To jedno z tych miejsc, które każdy choć raz w życiu powinien odwiedzić. Niewiele jest w Polsce jaskiń, które mogą pochwalić się tak malowniczymi formami krasowymi. W sezonie jaskinia bywa oblegana przez wycieczki, dlatego jeśli chcecie mieć pewność, że uda Wam się ją zwiedzić, kupcie wcześniej bilet przez internet. Wejście odbywa się przez pawilon, w którym można zobaczyć ekspozycję wprowadzającą, skorzystać z toalety czy kupić pamiątki. Z parkingu w Kletnie idzie się tam około 20 minut. Po zwiedzaniu, jak starczy sił, można jeszcze wejść na Śnieżnik. Chyba że, jak nam w kwietniu, nagle zacznie niespodziewanie padać śnieg. Na Śnieżnik warto wspiąć się dla przepięknych widoków i innych atrakcji, o których pisałam TUTAJ.
Pawilon wejściowy do Jaskini Niedźwiedziej - właśnie zaczął padać śnieg (kwiecień 2019) | Widoki ze Śnieżnika (czerwiec 2016)
Jaskinię odkryto całkiem przypadkiem w październiku 1966 roku podczas wydobywania marmuru. Po dokonaniu odstrzału oczom pracowników ukazał się dwumetrowy otwór wypełniony kośćmi. Badania wykazały, iż były to szczątki prehistorycznych ssaków. Po dokonaniu tego sensacyjnego odkrycia przerwano eksploatację kamieniołomu i teren oddano w ręce naukowców z Uniwersytetu Wrocławskiego.

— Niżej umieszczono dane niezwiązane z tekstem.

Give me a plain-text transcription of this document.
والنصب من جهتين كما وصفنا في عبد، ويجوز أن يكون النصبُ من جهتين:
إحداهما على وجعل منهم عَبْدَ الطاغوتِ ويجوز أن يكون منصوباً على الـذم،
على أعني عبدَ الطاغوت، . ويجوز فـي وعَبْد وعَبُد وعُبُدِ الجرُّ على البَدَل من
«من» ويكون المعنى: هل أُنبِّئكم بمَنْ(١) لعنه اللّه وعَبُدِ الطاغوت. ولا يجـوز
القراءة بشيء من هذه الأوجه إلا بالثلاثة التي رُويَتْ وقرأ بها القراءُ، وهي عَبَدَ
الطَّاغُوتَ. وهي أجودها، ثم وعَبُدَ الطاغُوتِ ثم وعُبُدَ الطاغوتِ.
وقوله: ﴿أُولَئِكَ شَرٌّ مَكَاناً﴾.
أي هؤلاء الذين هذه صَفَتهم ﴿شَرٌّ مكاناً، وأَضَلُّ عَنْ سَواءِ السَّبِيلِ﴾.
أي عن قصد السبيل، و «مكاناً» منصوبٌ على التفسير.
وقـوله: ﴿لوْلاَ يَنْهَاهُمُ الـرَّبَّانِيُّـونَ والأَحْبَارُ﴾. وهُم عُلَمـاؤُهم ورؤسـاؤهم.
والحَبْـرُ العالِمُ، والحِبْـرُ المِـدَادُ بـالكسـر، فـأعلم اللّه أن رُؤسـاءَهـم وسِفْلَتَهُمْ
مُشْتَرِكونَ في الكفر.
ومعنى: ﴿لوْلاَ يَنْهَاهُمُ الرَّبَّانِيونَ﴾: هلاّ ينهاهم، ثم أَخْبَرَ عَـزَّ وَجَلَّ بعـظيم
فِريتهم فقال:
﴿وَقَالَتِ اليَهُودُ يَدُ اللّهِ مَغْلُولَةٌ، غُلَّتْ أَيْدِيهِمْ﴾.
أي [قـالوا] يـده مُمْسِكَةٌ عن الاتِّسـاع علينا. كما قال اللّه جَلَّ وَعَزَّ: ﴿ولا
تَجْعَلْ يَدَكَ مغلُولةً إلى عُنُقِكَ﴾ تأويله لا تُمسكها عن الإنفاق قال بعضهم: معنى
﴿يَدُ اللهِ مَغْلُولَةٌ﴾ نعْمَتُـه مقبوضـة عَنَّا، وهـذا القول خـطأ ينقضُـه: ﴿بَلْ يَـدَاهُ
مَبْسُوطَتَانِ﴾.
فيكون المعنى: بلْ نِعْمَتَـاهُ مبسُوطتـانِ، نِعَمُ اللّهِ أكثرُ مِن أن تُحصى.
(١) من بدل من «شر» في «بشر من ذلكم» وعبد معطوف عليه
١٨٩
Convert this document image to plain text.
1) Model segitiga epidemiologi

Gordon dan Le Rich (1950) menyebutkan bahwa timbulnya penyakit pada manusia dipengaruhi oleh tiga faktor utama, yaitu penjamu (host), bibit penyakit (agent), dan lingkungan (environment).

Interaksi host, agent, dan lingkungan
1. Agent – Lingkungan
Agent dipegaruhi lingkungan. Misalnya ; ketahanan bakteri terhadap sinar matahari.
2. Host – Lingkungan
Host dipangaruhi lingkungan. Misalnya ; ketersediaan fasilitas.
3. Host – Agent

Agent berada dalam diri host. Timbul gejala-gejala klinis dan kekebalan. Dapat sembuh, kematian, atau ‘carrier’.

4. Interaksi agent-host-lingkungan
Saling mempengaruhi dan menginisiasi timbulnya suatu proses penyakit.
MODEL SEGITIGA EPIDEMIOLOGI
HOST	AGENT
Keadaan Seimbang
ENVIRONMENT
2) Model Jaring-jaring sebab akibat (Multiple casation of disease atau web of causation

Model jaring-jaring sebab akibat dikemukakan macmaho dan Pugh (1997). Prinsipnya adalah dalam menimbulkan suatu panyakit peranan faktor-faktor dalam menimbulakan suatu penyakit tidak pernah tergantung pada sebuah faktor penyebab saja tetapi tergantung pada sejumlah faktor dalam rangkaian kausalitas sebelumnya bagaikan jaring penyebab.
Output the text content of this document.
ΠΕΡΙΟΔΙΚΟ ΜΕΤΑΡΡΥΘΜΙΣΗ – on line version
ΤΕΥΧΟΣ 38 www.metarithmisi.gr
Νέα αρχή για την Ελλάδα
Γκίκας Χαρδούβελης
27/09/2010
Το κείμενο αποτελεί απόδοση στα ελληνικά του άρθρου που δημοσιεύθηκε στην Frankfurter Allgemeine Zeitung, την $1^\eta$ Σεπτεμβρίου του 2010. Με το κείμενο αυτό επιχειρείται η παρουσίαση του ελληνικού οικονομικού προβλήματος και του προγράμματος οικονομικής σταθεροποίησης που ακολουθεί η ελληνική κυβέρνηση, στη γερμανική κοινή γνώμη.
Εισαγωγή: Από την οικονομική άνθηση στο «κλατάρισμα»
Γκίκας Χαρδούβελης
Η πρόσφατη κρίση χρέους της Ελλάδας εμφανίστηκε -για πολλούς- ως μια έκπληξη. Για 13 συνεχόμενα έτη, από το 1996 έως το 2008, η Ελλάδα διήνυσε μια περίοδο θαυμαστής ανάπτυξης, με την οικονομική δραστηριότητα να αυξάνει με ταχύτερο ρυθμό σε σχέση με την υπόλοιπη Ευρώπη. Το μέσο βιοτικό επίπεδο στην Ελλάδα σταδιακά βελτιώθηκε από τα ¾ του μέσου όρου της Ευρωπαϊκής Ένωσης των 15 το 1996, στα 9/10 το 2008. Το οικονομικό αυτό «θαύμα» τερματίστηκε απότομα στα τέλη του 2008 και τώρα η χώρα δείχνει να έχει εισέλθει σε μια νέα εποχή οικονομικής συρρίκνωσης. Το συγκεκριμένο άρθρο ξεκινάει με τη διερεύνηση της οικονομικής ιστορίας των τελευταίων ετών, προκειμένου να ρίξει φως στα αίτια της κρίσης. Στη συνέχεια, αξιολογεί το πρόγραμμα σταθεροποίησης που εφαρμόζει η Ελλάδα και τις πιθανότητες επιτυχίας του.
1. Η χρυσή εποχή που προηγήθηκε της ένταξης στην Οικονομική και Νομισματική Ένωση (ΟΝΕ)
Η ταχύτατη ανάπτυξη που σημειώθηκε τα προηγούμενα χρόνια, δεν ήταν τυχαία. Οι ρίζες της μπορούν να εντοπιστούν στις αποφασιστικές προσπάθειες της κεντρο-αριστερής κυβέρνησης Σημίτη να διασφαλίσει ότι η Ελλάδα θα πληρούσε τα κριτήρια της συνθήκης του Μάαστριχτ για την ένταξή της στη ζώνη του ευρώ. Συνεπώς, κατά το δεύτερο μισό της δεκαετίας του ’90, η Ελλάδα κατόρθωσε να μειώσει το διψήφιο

W kolejnych latach odkrywano coraz to nowsze korytarze z zapierającymi dech w piersiach naciekami. Prowadzono również badania archeologiczne i paleontologiczne. Znaleziono ponad 20 000 szczątków kości zwierząt z okresu plejstocenu, czyli tzw. epoki lodowcowej, głównie niedźwiedzia jaskiniowego, ale też lwa jaskiniowego oraz mniejszych ssaków.
Od 1983 roku fragment jaskini udostępniany jest turystom. Zwiedzanie z przewodnikiem trwa około 45 minut, podczas których możemy poznać historię jaskini i przede wszystkim podziwiać imponujące nacieki - stalaktyty, stalagmity, stalagnaty, żyrandole, kopuły, kaskady i draperie. Wiele z nich nosi fantazyjne nazwy ze względu na swój niezwykły kształt przypominający np. jajko, sowę albo krasnoludka. Cała jaskinia, według naszej obecnej wiedzy, ma długość około 4,5 kilometra, a jej korytarze rozciągają się na trzech poziomach. Jednak wcale nie jest powiedziane, że to ostateczny wynik - jaskinia jest cały czas eksplorowana i speleolodzy nieustannie odkrywają nowe korytarze i odgałęzienia. Ostatnie znaczące odkrycie miało miejsce w 2012 roku, kiedy to udało się dostać do zupełnie nowej sali o długości około 115 m, szerokości około 30 m i wysokości 30 m.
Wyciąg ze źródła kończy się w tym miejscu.